C’è tempo fino al 30 aprile per presentare le istanze relative alle borse lavoro  per il progetto "Working and Clean" dell'Ato me4 s.p.a. prorogate per l'anno 2015. Il precedente termine fissato infatti per la prima settimana di maggio è stato anticipato. Si tratta di borse lavoro in favore dei disoccupati di Santa Teresa che versano in particolari situazioni di difficoltà economica e fragilità sociale. I soggetti che verranno selezionati, saranno impiegati, per un periodo di due mesi nell’attività di spazzamento, di pulizia delle aree comunali e pulizia della spiaggia e riceveranno un contributo mensile di 480 euro.
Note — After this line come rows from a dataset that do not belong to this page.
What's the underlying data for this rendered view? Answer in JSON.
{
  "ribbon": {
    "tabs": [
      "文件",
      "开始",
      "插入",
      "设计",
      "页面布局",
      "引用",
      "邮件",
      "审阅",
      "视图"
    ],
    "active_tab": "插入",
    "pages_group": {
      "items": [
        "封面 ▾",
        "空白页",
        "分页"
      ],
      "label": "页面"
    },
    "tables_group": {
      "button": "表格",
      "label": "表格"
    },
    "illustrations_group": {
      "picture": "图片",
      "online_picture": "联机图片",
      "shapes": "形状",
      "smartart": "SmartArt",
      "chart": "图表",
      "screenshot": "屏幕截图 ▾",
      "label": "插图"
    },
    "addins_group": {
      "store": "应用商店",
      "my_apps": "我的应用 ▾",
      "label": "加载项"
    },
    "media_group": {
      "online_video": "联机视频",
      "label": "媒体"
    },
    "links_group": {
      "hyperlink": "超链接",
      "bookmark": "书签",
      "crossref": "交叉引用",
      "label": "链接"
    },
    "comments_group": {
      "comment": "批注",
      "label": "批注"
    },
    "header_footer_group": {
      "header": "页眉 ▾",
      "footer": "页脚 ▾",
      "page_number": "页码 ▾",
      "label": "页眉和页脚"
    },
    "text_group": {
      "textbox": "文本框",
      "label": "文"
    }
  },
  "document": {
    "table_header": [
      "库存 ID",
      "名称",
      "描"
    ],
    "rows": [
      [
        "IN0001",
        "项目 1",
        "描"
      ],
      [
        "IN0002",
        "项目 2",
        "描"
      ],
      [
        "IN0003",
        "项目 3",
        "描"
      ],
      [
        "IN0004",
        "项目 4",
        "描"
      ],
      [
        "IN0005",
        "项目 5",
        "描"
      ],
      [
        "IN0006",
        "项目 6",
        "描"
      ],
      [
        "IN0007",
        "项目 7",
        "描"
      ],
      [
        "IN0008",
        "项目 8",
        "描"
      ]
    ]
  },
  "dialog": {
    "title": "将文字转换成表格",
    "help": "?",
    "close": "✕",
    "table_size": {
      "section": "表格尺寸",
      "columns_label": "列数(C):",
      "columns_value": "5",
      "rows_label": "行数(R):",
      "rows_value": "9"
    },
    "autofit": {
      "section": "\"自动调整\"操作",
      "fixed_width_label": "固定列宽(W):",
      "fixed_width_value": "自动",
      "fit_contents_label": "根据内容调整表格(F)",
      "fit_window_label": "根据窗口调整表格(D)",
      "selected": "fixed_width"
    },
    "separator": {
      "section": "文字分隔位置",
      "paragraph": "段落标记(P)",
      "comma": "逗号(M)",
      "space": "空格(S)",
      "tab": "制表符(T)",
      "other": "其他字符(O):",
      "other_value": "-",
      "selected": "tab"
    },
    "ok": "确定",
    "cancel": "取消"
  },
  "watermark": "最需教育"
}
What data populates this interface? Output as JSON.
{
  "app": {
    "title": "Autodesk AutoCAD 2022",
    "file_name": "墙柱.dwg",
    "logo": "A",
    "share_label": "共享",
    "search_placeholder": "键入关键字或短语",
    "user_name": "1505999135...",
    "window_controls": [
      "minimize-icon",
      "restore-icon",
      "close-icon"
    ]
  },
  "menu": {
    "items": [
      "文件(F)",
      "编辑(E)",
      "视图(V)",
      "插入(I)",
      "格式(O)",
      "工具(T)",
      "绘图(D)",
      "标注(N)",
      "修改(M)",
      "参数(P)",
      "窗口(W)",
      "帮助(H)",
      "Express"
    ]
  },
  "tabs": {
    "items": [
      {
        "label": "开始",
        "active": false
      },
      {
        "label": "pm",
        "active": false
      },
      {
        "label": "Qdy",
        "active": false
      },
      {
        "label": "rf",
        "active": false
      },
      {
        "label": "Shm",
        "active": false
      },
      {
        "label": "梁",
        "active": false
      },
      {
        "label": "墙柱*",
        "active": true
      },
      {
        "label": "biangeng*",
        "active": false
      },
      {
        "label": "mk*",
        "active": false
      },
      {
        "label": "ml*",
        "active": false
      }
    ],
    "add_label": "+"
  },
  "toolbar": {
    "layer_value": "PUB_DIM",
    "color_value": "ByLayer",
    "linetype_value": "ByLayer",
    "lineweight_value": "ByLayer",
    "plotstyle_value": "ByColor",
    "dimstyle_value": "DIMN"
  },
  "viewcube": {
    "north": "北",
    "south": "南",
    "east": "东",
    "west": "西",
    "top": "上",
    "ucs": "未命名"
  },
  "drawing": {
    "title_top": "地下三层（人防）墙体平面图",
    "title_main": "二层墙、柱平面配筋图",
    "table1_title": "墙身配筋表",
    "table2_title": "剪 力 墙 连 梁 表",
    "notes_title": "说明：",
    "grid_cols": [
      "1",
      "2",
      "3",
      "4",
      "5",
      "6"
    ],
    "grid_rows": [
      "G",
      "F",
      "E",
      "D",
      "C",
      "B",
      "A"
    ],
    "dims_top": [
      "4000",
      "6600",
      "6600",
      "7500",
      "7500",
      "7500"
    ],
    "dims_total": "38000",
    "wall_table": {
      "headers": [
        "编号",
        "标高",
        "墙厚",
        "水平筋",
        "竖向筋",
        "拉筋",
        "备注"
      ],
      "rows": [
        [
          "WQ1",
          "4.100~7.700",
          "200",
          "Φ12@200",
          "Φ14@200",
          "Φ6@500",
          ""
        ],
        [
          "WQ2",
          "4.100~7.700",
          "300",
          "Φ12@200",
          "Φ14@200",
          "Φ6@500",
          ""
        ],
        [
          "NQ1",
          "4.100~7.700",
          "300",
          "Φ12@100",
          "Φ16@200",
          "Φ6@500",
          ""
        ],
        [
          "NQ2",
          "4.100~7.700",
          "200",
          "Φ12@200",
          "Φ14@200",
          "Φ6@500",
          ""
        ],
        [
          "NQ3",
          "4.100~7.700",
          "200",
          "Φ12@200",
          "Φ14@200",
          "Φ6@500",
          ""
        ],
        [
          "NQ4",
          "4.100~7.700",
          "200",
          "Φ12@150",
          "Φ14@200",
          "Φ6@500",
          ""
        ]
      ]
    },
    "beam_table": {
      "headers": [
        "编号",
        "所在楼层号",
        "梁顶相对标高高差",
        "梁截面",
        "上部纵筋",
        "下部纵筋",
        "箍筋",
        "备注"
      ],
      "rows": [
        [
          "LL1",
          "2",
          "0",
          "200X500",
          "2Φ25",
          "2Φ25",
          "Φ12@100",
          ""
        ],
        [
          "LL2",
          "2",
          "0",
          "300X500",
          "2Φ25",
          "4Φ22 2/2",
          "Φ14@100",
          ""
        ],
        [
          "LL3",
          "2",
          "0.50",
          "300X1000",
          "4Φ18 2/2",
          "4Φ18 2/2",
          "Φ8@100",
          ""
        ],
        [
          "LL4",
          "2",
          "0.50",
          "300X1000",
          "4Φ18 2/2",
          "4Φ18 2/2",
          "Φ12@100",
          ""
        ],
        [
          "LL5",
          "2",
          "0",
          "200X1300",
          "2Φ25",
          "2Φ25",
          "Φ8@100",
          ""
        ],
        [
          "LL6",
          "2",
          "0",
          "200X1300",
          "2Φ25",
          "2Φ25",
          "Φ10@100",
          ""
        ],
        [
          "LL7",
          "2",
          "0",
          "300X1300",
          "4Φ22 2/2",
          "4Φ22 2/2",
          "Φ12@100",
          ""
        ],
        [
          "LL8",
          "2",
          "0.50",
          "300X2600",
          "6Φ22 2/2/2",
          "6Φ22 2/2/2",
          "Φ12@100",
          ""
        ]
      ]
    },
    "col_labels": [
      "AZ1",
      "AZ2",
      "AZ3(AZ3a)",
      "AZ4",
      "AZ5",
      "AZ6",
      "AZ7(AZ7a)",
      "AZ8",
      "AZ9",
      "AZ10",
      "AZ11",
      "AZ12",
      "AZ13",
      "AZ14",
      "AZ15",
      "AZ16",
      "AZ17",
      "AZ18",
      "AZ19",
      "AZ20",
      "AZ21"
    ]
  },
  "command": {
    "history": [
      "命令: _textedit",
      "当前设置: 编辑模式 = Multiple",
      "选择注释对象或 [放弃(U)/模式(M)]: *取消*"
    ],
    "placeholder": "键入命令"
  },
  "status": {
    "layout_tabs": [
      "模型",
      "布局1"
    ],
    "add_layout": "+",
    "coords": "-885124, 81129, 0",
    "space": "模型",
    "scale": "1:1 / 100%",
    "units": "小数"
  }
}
Le spese sostenute dal comune per le borse lavoro sono da ritenersi spese anticipate che saranno poi essere detratte dai pagamenti destinati all’atome4 sul costo di gestione del servizio di Igiene Urbana. L’articolazione di lavoro e le sedi di attività dei soggetti beneficiari saranno stabiliti e definiti dall’Ufficio Manutenzione della 3° Direzione Pianificazione e Gestione del Territorio. Possono presentare istanza i cittadini residenti nel comune di S. Teresa di Riva con età compresa tra i 18 ai 60 anni compiuti. Le istanze vanno presentate entro il 30 aprile alle ore12,00.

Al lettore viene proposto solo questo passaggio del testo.